I wasn’t talking about abuse, I’m talking eg someone doesn’t keep in contact so family member goes nc instead of trying to figure out what’s wrong and help the person through their stuff because they know it isn’t them x

Boomer55 · 04/09/2024 17:02

LongLiveTheLego · 04/09/2024 14:25

People are more selfish and believe they "deserve to be happy" despite the impact on the children.

This. It’s funny how so many people, estranged from family, for their perceived awful reasons, are suddenly up the front with Wills etc though.🙄

FormerlyPathologicallyHappy · 04/09/2024 17:42

It’s compensation.

MidYearDiary · 04/09/2024 17:50

Octavia64 · 04/09/2024 13:56

My grandad hated his family and when they went to Australia on the ten pound Pom scheme he said good riddance to bad rubbish and never saw them again.

He was 14.

Pretty common in the past.

Yes, we have several family members on both sides who emigrated to the US and the UK in the early and mid-20thc and just never got in touch again. It's possible, of course, that they died almost immediately, but it seems unlikely they all did (individuals not known to one another, travelling at separate times over a period of a few decades).

One uncle was rediscovered in Manchester after nearly 30 years of silence. One of the men on the other side of the family left a wife and children at home (he was supposed to send for them once he'd raised the fares), but was never heard from again. It's possible he married again, bigamously, in the US.

aliceinanwonderland · 04/09/2024 18:06

stayathomer · 04/09/2024 16:54

redskydarknight

Boundaries just means expecting people to treat you well.
Personally I think it's helpful that you start with a basic expectation that people treat you well, rather than that you should "ride out the storm" because "family".

But in real life there’s times it seems people are treating others like shot eg ghosting/ nc etc where actually they’re going through shit. For family, and I’m talking obviously the families that at one point got along and were there for each other, obviously not cases of abuse, you’d say ‘there might be a reason’ and take their shot because you know there’s light at the end of the tunnel and you can help get them back. On mn: go nc

Agree with this completely.

Often grief or anxiety can make people horrible, but if they've also got their good points, you give them a bit of leeway.

The other thing I can't understand is that when eg parents try to contact their estranged child, they're vilified for not accepting NC. Maybe, just maybe they want to reconcile but are not given the opportunity to do so.

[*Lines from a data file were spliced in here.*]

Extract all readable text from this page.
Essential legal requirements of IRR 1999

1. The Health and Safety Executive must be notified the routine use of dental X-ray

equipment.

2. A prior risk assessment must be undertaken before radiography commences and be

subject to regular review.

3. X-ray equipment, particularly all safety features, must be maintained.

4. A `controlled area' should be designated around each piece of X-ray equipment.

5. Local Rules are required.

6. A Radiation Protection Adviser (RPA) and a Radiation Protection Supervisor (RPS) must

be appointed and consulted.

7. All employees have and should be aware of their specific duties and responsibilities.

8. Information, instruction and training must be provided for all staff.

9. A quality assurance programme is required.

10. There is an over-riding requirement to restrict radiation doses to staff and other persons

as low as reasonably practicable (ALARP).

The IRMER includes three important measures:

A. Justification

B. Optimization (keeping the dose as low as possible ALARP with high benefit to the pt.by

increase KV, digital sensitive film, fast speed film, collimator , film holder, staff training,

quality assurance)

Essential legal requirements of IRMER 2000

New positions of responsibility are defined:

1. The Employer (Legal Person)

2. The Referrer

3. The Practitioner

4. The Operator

EscapingTheseFeelings · 04/09/2024 18:14

aliceinanwonderland · 04/09/2024 18:06

Agree with this completely.

Often grief or anxiety can make people horrible, but if they've also got their good points, you give them a bit of leeway.

The other thing I can't understand is that when eg parents try to contact their estranged child, they're vilified for not accepting NC. Maybe, just maybe they want to reconcile but are not given the opportunity to do so.

I think the reason for that is usually when the estranged parent reaches out it’s just to attack further and switch the blame for everything onto the victim.
People don’t go NC with reasonable people. I think unless you have got to the point of needing to go NC it’s hard to understand.
Most people seem to have reasonable families with a few quirks. The good times outweigh any bad. That’s not what a toxic family is like. A toxic family is nearly all bad times, with a few ok moments. It’s soul destroying and erases your self-worth.

I don’t think many people go NC for minor things that can be sorted with a cup of tea and a chat.